Aaron was glaring at him. Eugene's expression was blank and robotic. Lansing tried to smile, faltered, and then hid behind his beer as he took a swig. "Hypothetically," he repeated, putting the glass down on the table again.
Aaron sipped his own beer thoughtfully. "So, what you're telling us is that you, Lansing Mississauga, are hoping that if you're nice enough to Scott he'll let you touch Melody's boobs or something?"
"Not at all! Jesus, Aaron. What's wrong with you?"
"Cassie-Ten says she has pretty big ones," opined Eugene.
"Yeah, man boobs."
Lansing closed his eyes and ran his fingers through his hair. He sighed. "Dudes, Scott is my friend. I don't want to never talk to him again just because he did something stupid. So he's hypnotized by a girl, so what?"
"She's going to bankrupt him. She's a predator," said Aaron.
"Again, so what? Let's say she did screw him over. Doesn't that just mean that Scott'll eventually realize how dumb he was being and apologize to us?"
Aaron smirked. "Will he buy us iBooks?"
"I don't want an iBook," said Eugene. "Macs suck."
Lansing shook his head morosely and took another pull of beer. "If you guys are just going to act retarded..."
"No no," said Aaron. "Seriously, we won't.

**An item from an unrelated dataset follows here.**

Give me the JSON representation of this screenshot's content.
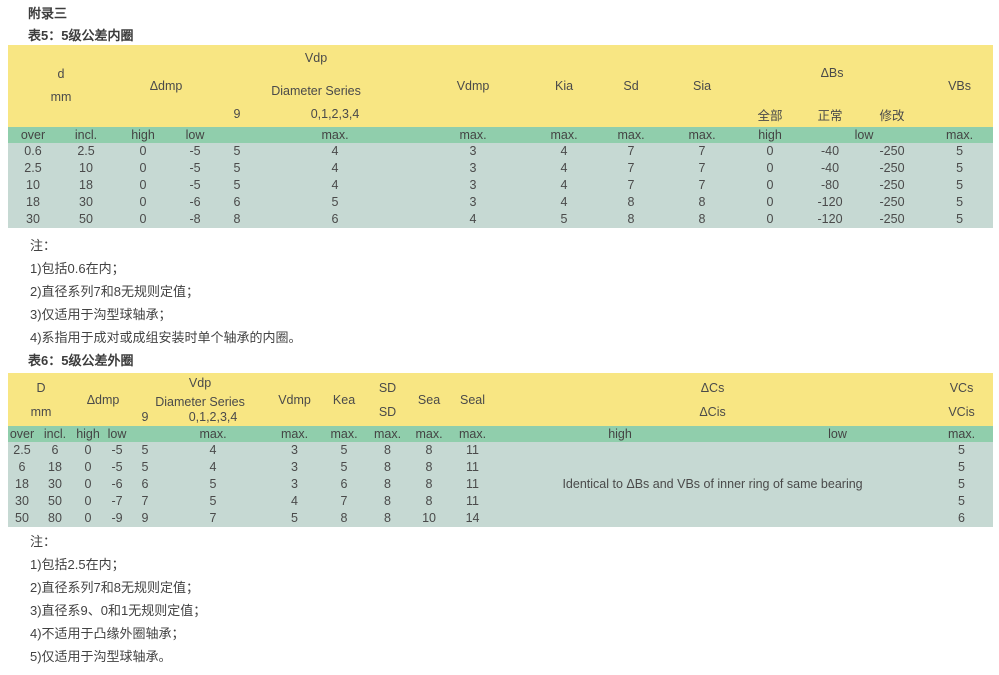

Right, Eugene? We can handle it. We're big boys. Who gives a shit if Scott wants to bring his slut along?"
Lansing winced. "Do you think you can avoid calling her that when she's around?"
"Only if she fucks me."
"Wouldn't that just reinforce the assessment?"
"Maybe, but then I wouldn't care anymore."
"You're a class act."
"You can touch me for a dollar."
"I don't want to touch you, dude."
"Are you sure? The peasants say it's a blessing."
"Like Eugene and shit."
"I don't want to touch you either, man."
"Ghay'cha'," swore Aaron. "My kingdom for a holodeck."